Powered By Blogger

5 Ağustos 2011 Cuma

Görmek, Duymak, Konuşmak Üzerine


Tam da bugün Ramazan'ın ilk Cuma gününde, laf lafı açmş, söz dönmüş dolaşmış birilerinin arkasıdan konuşmakla ilgili bir muhabbete gelmişti nedense. "Gördüğünü ört görmediğini söyleme" diye bir söz vardır ya hani kültürümüzde. Bırak kulaktan dolma laflarla arkadaşının kusurlarını başkalarına anlatmayı, gözünle görsen bile kimseye söylemememizi öğütlüyordu ilahi terbiye. Biz baskalarının kusurları ile uğraşacağımıza kendi kusurlarımızı düzeltmeye çabalamalıydık gibi bir minval üzere akip giderken sözler, ben bir ara koptum muhabbetten.
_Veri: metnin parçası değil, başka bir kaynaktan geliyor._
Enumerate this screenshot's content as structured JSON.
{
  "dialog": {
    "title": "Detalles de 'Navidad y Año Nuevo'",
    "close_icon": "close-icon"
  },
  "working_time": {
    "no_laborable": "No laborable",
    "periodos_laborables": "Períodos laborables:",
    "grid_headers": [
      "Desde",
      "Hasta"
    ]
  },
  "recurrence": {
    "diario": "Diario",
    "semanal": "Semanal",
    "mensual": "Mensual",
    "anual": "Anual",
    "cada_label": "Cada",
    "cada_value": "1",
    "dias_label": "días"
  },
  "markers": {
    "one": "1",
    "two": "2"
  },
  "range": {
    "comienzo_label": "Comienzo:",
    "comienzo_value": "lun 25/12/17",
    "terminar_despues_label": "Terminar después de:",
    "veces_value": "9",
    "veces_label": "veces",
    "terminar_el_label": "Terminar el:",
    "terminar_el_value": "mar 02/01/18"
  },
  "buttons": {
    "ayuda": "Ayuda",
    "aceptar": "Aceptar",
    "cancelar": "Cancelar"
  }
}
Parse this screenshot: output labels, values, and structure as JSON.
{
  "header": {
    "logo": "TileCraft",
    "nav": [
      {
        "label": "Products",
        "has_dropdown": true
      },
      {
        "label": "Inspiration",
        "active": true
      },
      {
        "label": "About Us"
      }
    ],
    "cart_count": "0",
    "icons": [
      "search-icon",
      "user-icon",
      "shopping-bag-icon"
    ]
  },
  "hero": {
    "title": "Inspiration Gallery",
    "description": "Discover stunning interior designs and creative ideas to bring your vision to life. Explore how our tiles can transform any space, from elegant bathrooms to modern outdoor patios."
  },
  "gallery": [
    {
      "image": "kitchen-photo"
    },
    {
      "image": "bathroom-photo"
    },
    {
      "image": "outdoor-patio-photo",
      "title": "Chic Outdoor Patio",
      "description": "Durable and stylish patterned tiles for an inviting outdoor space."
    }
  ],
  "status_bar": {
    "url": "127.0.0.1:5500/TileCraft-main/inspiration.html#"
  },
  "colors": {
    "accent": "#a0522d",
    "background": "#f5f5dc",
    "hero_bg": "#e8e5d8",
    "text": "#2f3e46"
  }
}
Görmek, duymak, söylemek kelimeleri ile ilgili çok laf edilince, bak aklıma neler geldi şimdi durup dururken...

Helen Keler adını duymuş muydun bilmiyorum. Helen 1880 lerde sağlıklı bir bebek olarak dünyaya gelmiş. 2 yaşına dogru dünyada cok nadir görülen bir hastalik sebebiyle hem kör hem sağır olmus. Bu kadar küçük yaşta duymaz olunca tabii, konuşmayı da öğrenememiş. Düşünebiliyor musun hem kör, hem sağır hem de konuşamayan biri. Peki insanlarla nasıl ilişkisini geliştirebilecek ki? Çok zor bir durum öyle değil mi? Beterin en beteri yani... Çok ilginç bir hayat hikayesi var Helen Keler'in. 7 yasina gelene kadar kendi kendine 60 in uzerinde işaret icat etmis. 1887 yillarinda Alexander Graham Bell işitme özürlüler icin çalışmalar yapıyormuş. Helen'in ailesi Graham Bell'e gitmişler.  Helen konusunda yardim talep etmişler. Helen'i büyük mucidin yanına bırakmışlar. Helen, Anne Sulvian adinda 20 yaşlarında bir öğretmen eşliğinde Ta doma denilen bir yöntemle konusan insanlarin dudaklarina dokunup titresimleri hissederek ve bir de sağır dilsiz alfabesindeki kabartilari Helen'in avucuna bastirarak anlaşılır sekilde düşünüp konuşmayı öğrenmiş.


Sonuçta helen Braille alfabesiyle Fransızca, Almanca, Yunanca, ve Latince öğrenmiş. Her bir sözcüğü avuca yazma metoduyla üniversiteyi üstün başarıyla bitirmiş. Dünyada üniversiteyi bitiren ilk duyma özürlü kişi  Helen Keler olmuş. Dünyaca tanınan bir yazar olmuş aynı zamanda. 88 yaşına kadar görmeden, duymadan, konuşmadan ama özel bir metodla hem okuyan hem yazan faydalı olan biri Helen Keller... Ve tabii ki dehşet bir mücadele ve vazgeçmeme örnegi.

Başkalarının kusurlarını; bırak başkalarından duymayı, gözünle görsen bile kimseye söyleme diyen ilahi terbiyeyle ilgili  muhabbet ederken... Hey bak görüyor musun ben ışınlanmışım  taaa 1800 lere... Bugün de böyleyken böyle  işte!